The other pitfall for big families is mistaking our ability to contain and organize them for actually addressing their hearts and seeing their needs.

Big families naturally require a lot of organization—keeping them clean, clothed, and fed is a major operation. It’s practically consuming in and of itself. I think our lives are doable because we’ve gotten pretty good at running the ship, but we have to remember that, as Jankovic puts it, “Christian childrearing is a pastoral pursuit, not an organizational challenge. The more children you have, the more you need to be pastorally minded.”

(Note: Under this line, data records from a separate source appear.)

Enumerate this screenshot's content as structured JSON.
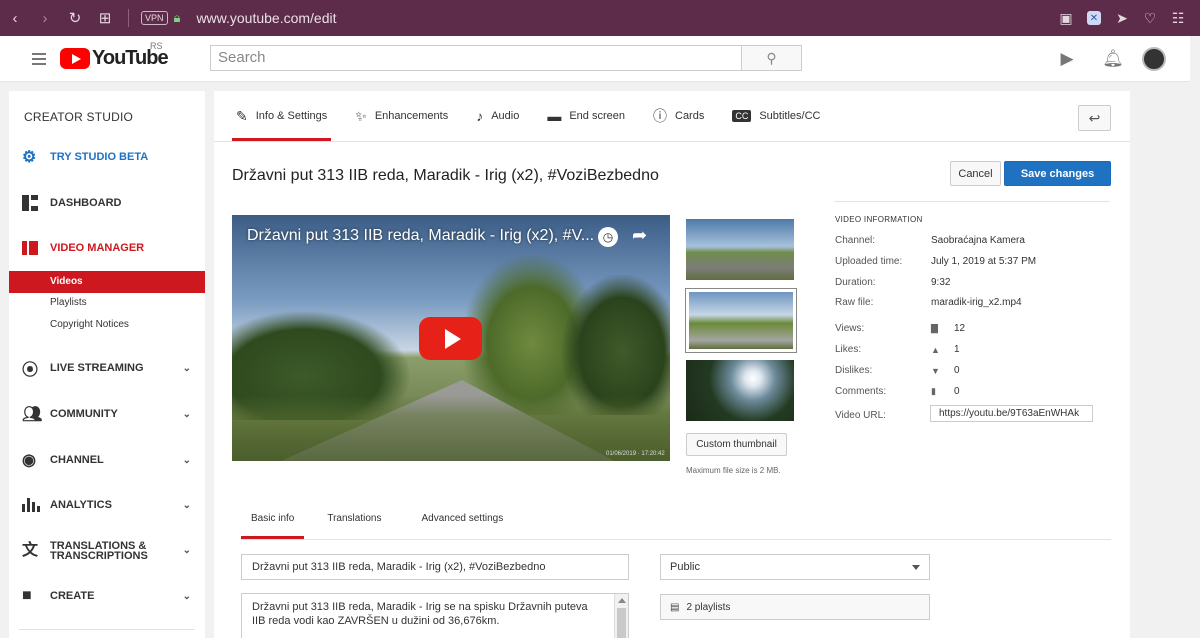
{
  "browser": {
    "vpn_label": "VPN",
    "url": "www.youtube.com/edit"
  },
  "header": {
    "logo_text": "YouTube",
    "logo_region": "RS",
    "search_placeholder": "Search"
  },
  "sidebar": {
    "title": "CREATOR STUDIO",
    "try_beta": "TRY STUDIO BETA",
    "dashboard": "DASHBOARD",
    "video_manager": "VIDEO MANAGER",
    "sub_items": [
      "Videos",
      "Playlists",
      "Copyright Notices"
    ],
    "live_streaming": "LIVE STREAMING",
    "community": "COMMUNITY",
    "channel": "CHANNEL",
    "analytics": "ANALYTICS",
    "translations_line1": "TRANSLATIONS &",
    "translations_line2": "TRANSCRIPTIONS",
    "create": "CREATE"
  },
  "tabs": [
    "Info & Settings",
    "Enhancements",
    "Audio",
    "End screen",
    "Cards",
    "Subtitles/CC"
  ],
  "video": {
    "title": "Državni put 313 IIB reda, Maradik - Irig (x2), #VoziBezbedno",
    "player_title": "Državni put 313 IIB reda, Maradik - Irig (x2), #V...",
    "player_stamp": "01/06/2019 · 17:20:42",
    "cancel_label": "Cancel",
    "save_label": "Save changes",
    "custom_thumbnail_label": "Custom thumbnail",
    "max_file_size": "Maximum file size is 2 MB."
  },
  "video_info": {
    "heading": "VIDEO INFORMATION",
    "channel_label": "Channel:",
    "channel_value": "Saobraćajna Kamera",
    "uploaded_label": "Uploaded time:",
    "uploaded_value": "July 1, 2019 at 5:37 PM",
    "duration_label": "Duration:",
    "duration_value": "9:32",
    "raw_file_label": "Raw file:",
    "raw_file_value": "maradik-irig_x2.mp4",
    "views_label": "Views:",
    "views_value": "12",
    "likes_label": "Likes:",
    "likes_value": "1",
    "dislikes_label": "Dislikes:",
    "dislikes_value": "0",
    "comments_label": "Comments:",
    "comments_value": "0",
    "url_label": "Video URL:",
    "url_value": "https://youtu.be/9T63aEnWHAk"
  },
  "subtabs": [
    "Basic info",
    "Translations",
    "Advanced settings"
  ],
  "form": {
    "title_value": "Državni put 313 IIB reda, Maradik - Irig (x2), #VoziBezbedno",
    "description_value": "Državni put 313 IIB reda, Maradik - Irig se na spisku Državnih puteva IIB reda vodi kao ZAVRŠEN u dužini od 36,676km.",
    "privacy_value": "Public",
    "playlists_value": "2 playlists"
  },
  "colors": {
    "browser_bar": "#5d2c4a",
    "youtube_red": "#cc181e",
    "primary_blue": "#1e72c1"
  }
}
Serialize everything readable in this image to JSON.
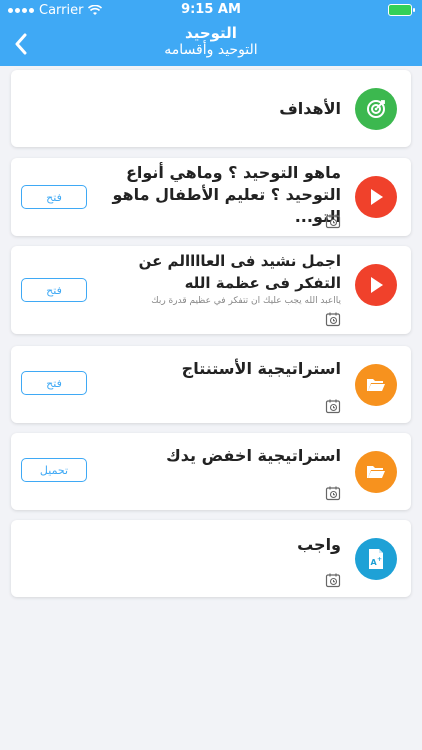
{
  "statusbar": {
    "carrier": "Carrier",
    "time": "9:15 AM"
  },
  "header": {
    "title": "التوحيد",
    "subtitle": "التوحيد وأقسامه"
  },
  "items": [
    {
      "title": "الأهداف",
      "icon": "target-icon",
      "color": "#3cb84f"
    },
    {
      "title": "ماهو التوحيد ؟ وماهي أنواع التوحيد ؟ تعليم الأطفال ماهو التو...",
      "icon": "play-icon",
      "color": "#f0412b",
      "button": "فتح"
    },
    {
      "title": "اجمل نشيد فى العاااالم عن التفكر فى عظمة الله",
      "description": "يااعبد الله يجب عليك ان تتفكر في عظيم قدرة ربك",
      "icon": "play-icon",
      "color": "#f0412b",
      "button": "فتح"
    },
    {
      "title": "استراتيجية الأستنتاج",
      "icon": "folder-icon",
      "color": "#f7921e",
      "button": "فتح"
    },
    {
      "title": "استراتيجية اخفض يدك",
      "icon": "folder-icon",
      "color": "#f7921e",
      "button": "تحميل"
    },
    {
      "title": "واجب",
      "icon": "assignment-doc-icon",
      "color": "#1ea1d6"
    }
  ]
}
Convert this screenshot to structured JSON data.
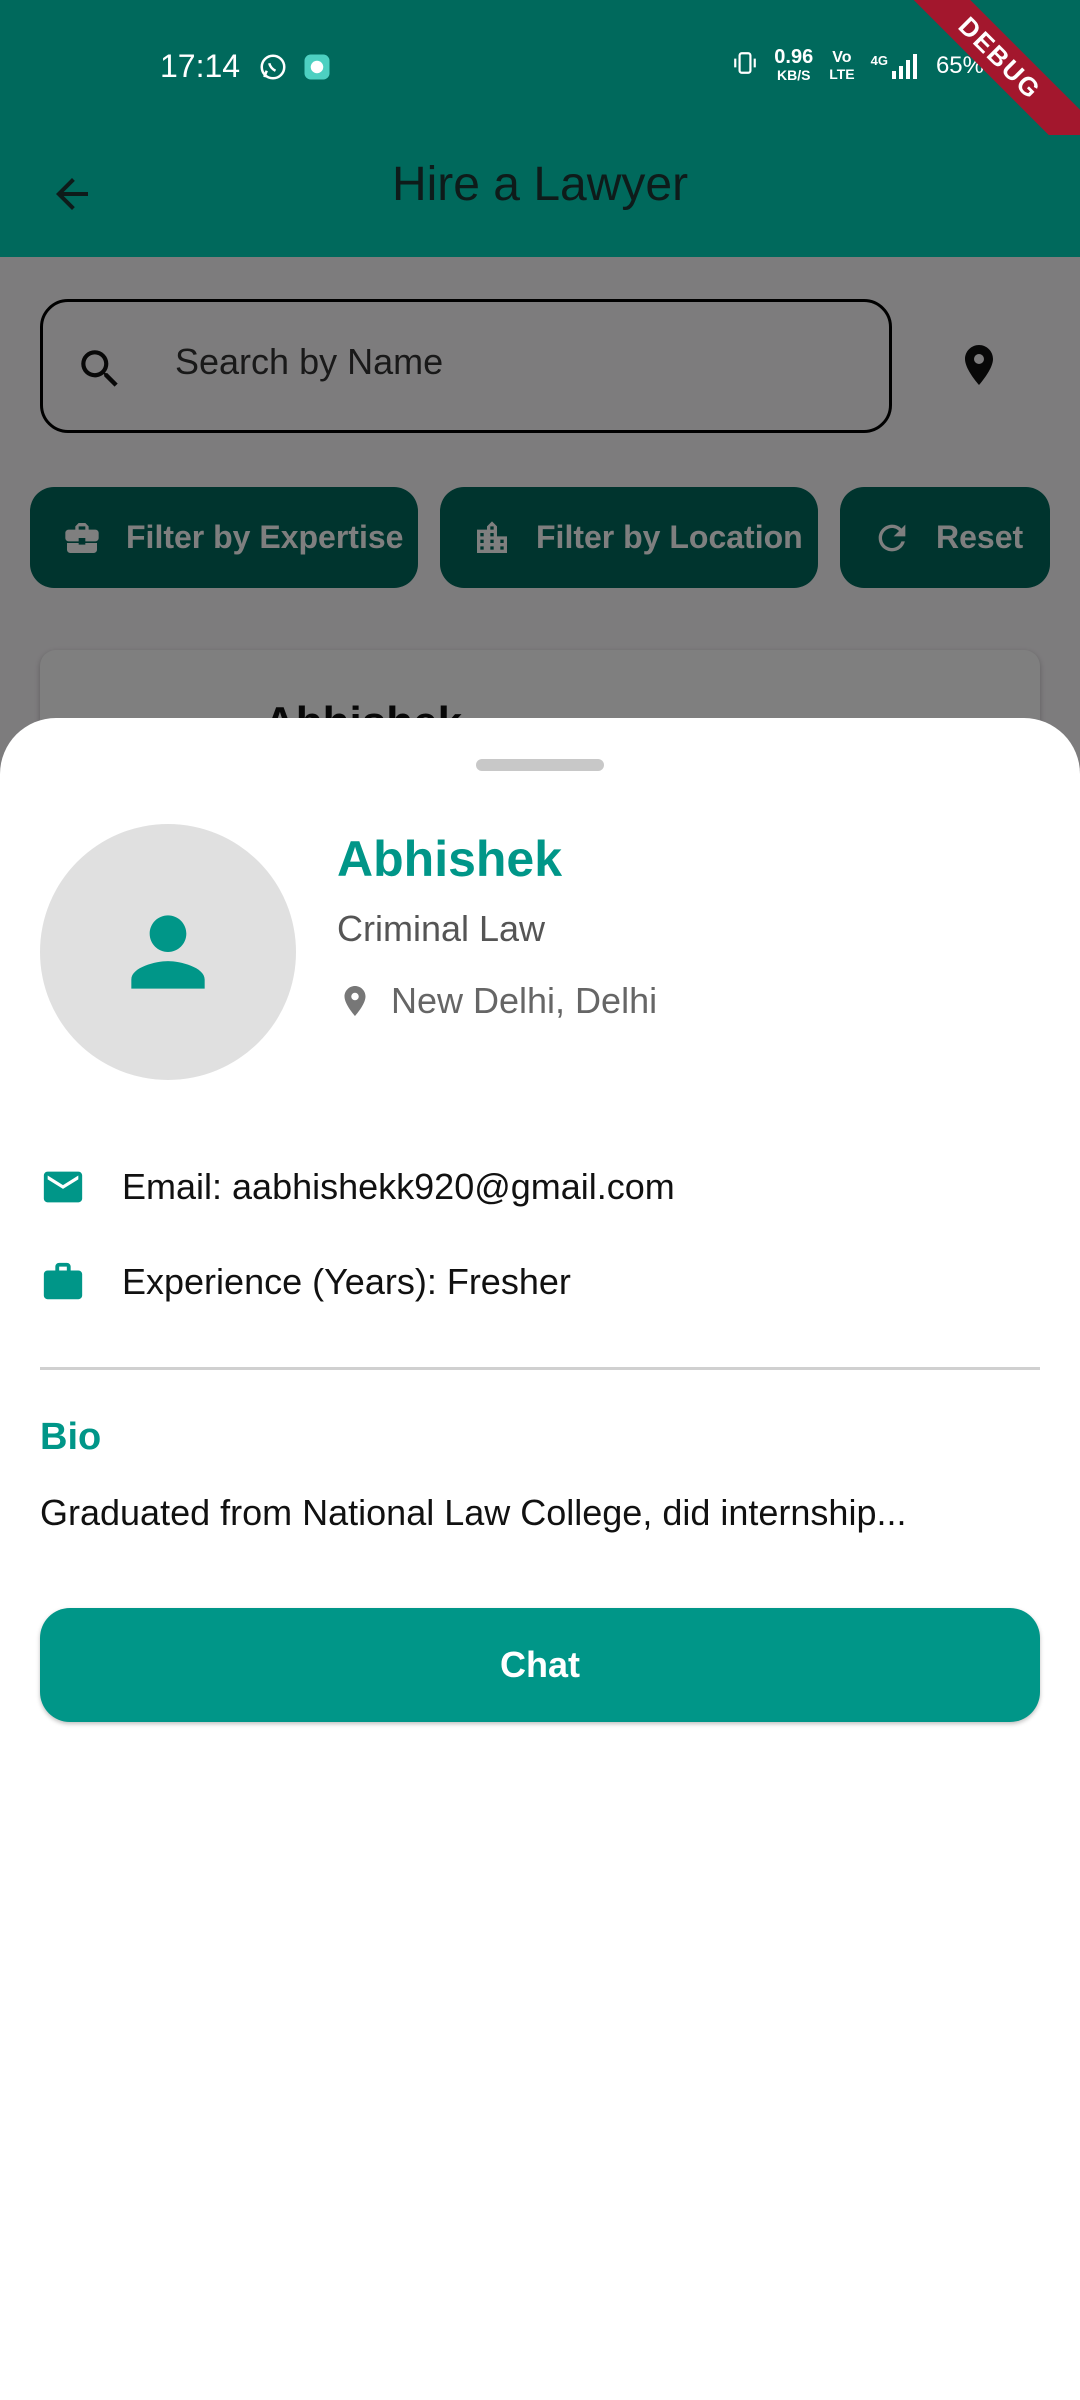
{
  "status_bar": {
    "time": "17:14",
    "net_speed_value": "0.96",
    "net_speed_unit": "KB/S",
    "volte_top": "Vo",
    "volte_bottom": "LTE",
    "signal_label": "4G",
    "battery": "65%",
    "icons": [
      "whatsapp-icon",
      "app-notification-icon",
      "vibrate-icon",
      "signal-icon",
      "battery-charging-icon"
    ]
  },
  "app_bar": {
    "title": "Hire a Lawyer",
    "back_icon": "arrow-back-icon"
  },
  "debug_banner": "DEBUG",
  "search": {
    "placeholder": "Search by Name",
    "value": ""
  },
  "filters": [
    {
      "label": "Filter by Expertise",
      "icon": "briefcase-icon"
    },
    {
      "label": "Filter by Location",
      "icon": "city-icon"
    },
    {
      "label": "Reset",
      "icon": "refresh-icon"
    }
  ],
  "background_card": {
    "name": "Abhishek"
  },
  "lawyer": {
    "name": "Abhishek",
    "specialty": "Criminal Law",
    "location": "New Delhi, Delhi",
    "email_line": "Email: aabhishekk920@gmail.com",
    "experience_line": "Experience (Years): Fresher",
    "bio_heading": "Bio",
    "bio": "Graduated from National Law College, did internship..."
  },
  "actions": {
    "chat_label": "Chat"
  },
  "colors": {
    "primary_dark": "#00695c",
    "accent": "#009688",
    "debug_banner": "#a3172d"
  }
}
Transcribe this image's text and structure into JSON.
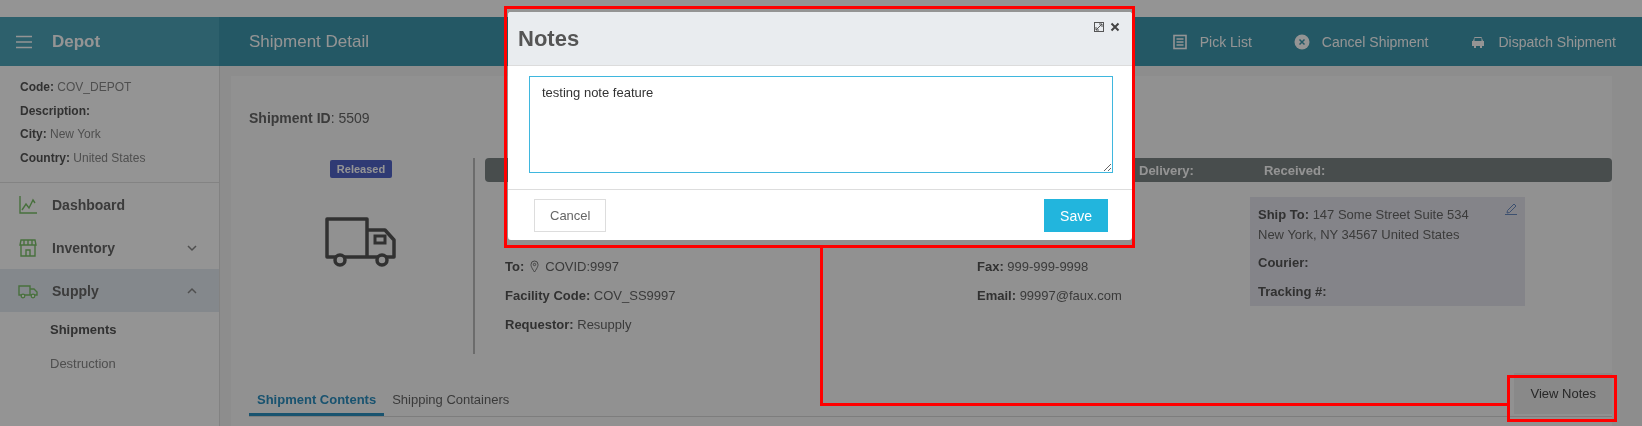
{
  "header": {
    "app_title": "Depot",
    "page_title": "Shipment Detail",
    "actions": [
      {
        "label": "Pick List"
      },
      {
        "label": "Cancel Shipment"
      },
      {
        "label": "Dispatch Shipment"
      }
    ]
  },
  "sidebar": {
    "info": [
      {
        "text": "**Code:** COV_DEPOT"
      },
      {
        "text": "**Description:**"
      },
      {
        "text": "**City:** New York"
      },
      {
        "text": "**Country:** United States"
      }
    ],
    "nav": [
      {
        "label": "Dashboard",
        "selected": false
      },
      {
        "label": "Inventory",
        "selected": false,
        "expanded": false
      },
      {
        "label": "Supply",
        "selected": true,
        "expanded": true,
        "children": [
          {
            "label": "Shipments",
            "selected": true
          },
          {
            "label": "Destruction",
            "selected": false
          }
        ]
      }
    ]
  },
  "shipment": {
    "id_text": "**Shipment ID**: 5509",
    "status": "Released",
    "status_bar": [
      "Delivery:",
      "Received:"
    ],
    "to": {
      "label": "To:",
      "value": "COVID:9997"
    },
    "fields_col1": [
      {
        "text": "**Facility Code:** COV_SS9997"
      },
      {
        "text": "**Requestor:** Resupply"
      }
    ],
    "fields_col3": [
      {
        "text": "**Fax:** 999-999-9998"
      },
      {
        "text": "**Email:** 99997@faux.com"
      }
    ],
    "ship_to": {
      "address": "**Ship To:** 147 Some Street Suite 534 New York, NY 34567 United States",
      "courier": "Courier:",
      "tracking": "Tracking #:"
    }
  },
  "tabs": [
    {
      "label": "Shipment Contents",
      "selected": true
    },
    {
      "label": "Shipping Containers",
      "selected": false
    }
  ],
  "view_notes": "View Notes",
  "modal": {
    "title": "Notes",
    "note": "testing note feature",
    "cancel": "Cancel",
    "save": "Save"
  }
}
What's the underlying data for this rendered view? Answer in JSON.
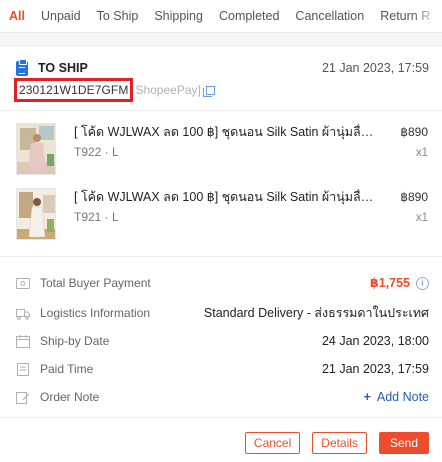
{
  "tabs": [
    "All",
    "Unpaid",
    "To Ship",
    "Shipping",
    "Completed",
    "Cancellation",
    "Return R"
  ],
  "active_tab": "All",
  "order": {
    "status": "TO SHIP",
    "date": "21 Jan 2023, 17:59",
    "order_id": "230121W1DE7GFM",
    "payment_method": "ShopeePay]"
  },
  "products": [
    {
      "name": "[ โค้ด WJLWAX ลด 100 ฿] ชุดนอน Silk Satin ผ้านุ่มลื่น…",
      "variant": "T922 · L",
      "price": "฿890",
      "qty": "x1"
    },
    {
      "name": "[ โค้ด WJLWAX ลด 100 ฿] ชุดนอน Silk Satin ผ้านุ่มลื่น…",
      "variant": "T921 · L",
      "price": "฿890",
      "qty": "x1"
    }
  ],
  "info": {
    "total_label": "Total Buyer Payment",
    "total_value": "฿1,755",
    "logistics_label": "Logistics Information",
    "logistics_value": "Standard Delivery - ส่งธรรมดาในประเทศ",
    "shipby_label": "Ship-by Date",
    "shipby_value": "24 Jan 2023, 18:00",
    "paid_label": "Paid Time",
    "paid_value": "21 Jan 2023, 17:59",
    "note_label": "Order Note",
    "note_action": "Add Note",
    "info_glyph": "i"
  },
  "actions": {
    "cancel": "Cancel",
    "details": "Details",
    "send": "Send"
  },
  "colors": {
    "accent": "#ee4d2d",
    "link": "#2a5bb8",
    "highlight_box": "#e32027"
  }
}
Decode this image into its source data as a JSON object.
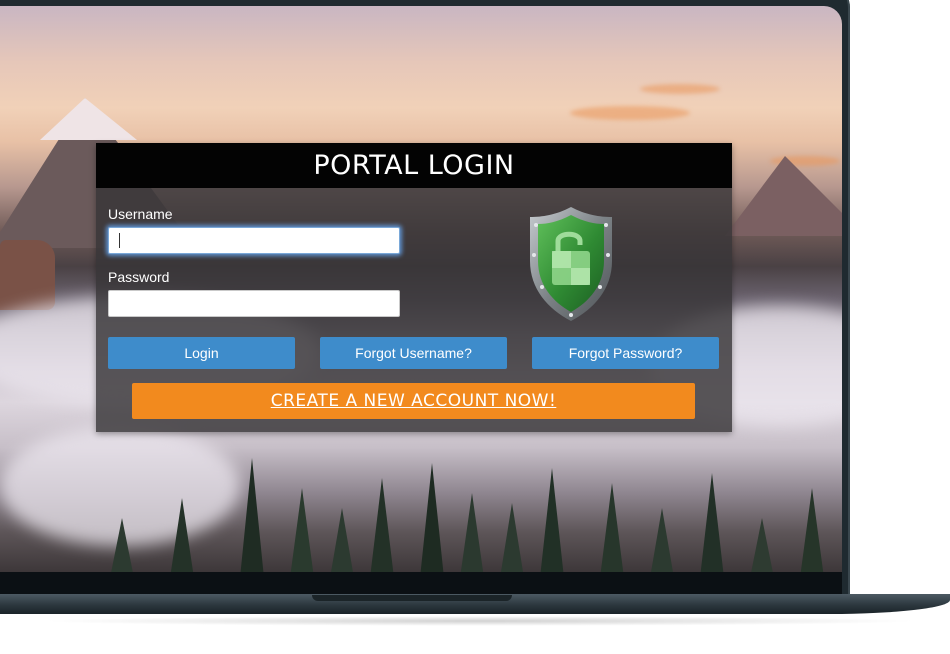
{
  "portal": {
    "title": "PORTAL LOGIN",
    "username_label": "Username",
    "username_value": "",
    "password_label": "Password",
    "password_value": ""
  },
  "buttons": {
    "login": "Login",
    "forgot_username": "Forgot Username?",
    "forgot_password": "Forgot Password?",
    "create_account": "CREATE A NEW ACCOUNT NOW!"
  },
  "icons": {
    "shield": "padlock-shield-icon"
  },
  "colors": {
    "header_bg": "#030303",
    "panel_bg": "#373537",
    "button_blue": "#3e8ccb",
    "button_orange": "#f28a1e",
    "shield_green": "#3f9b3f",
    "shield_rim": "#8a8f93"
  }
}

This means a lot of things. It means being willing to let the operation be interrupted if there’s an emotional need. It means seeing my kids: observing shifts in mood, the faint door-slam, the persistent grumpiness, and taking time out to get to the root of it. It means spending time alone with each child without an agenda. Since I have limited energy and resources, it might mean putting aside my career or ministry in some way so I don’t miss out on being able to know and address their hearts and minds.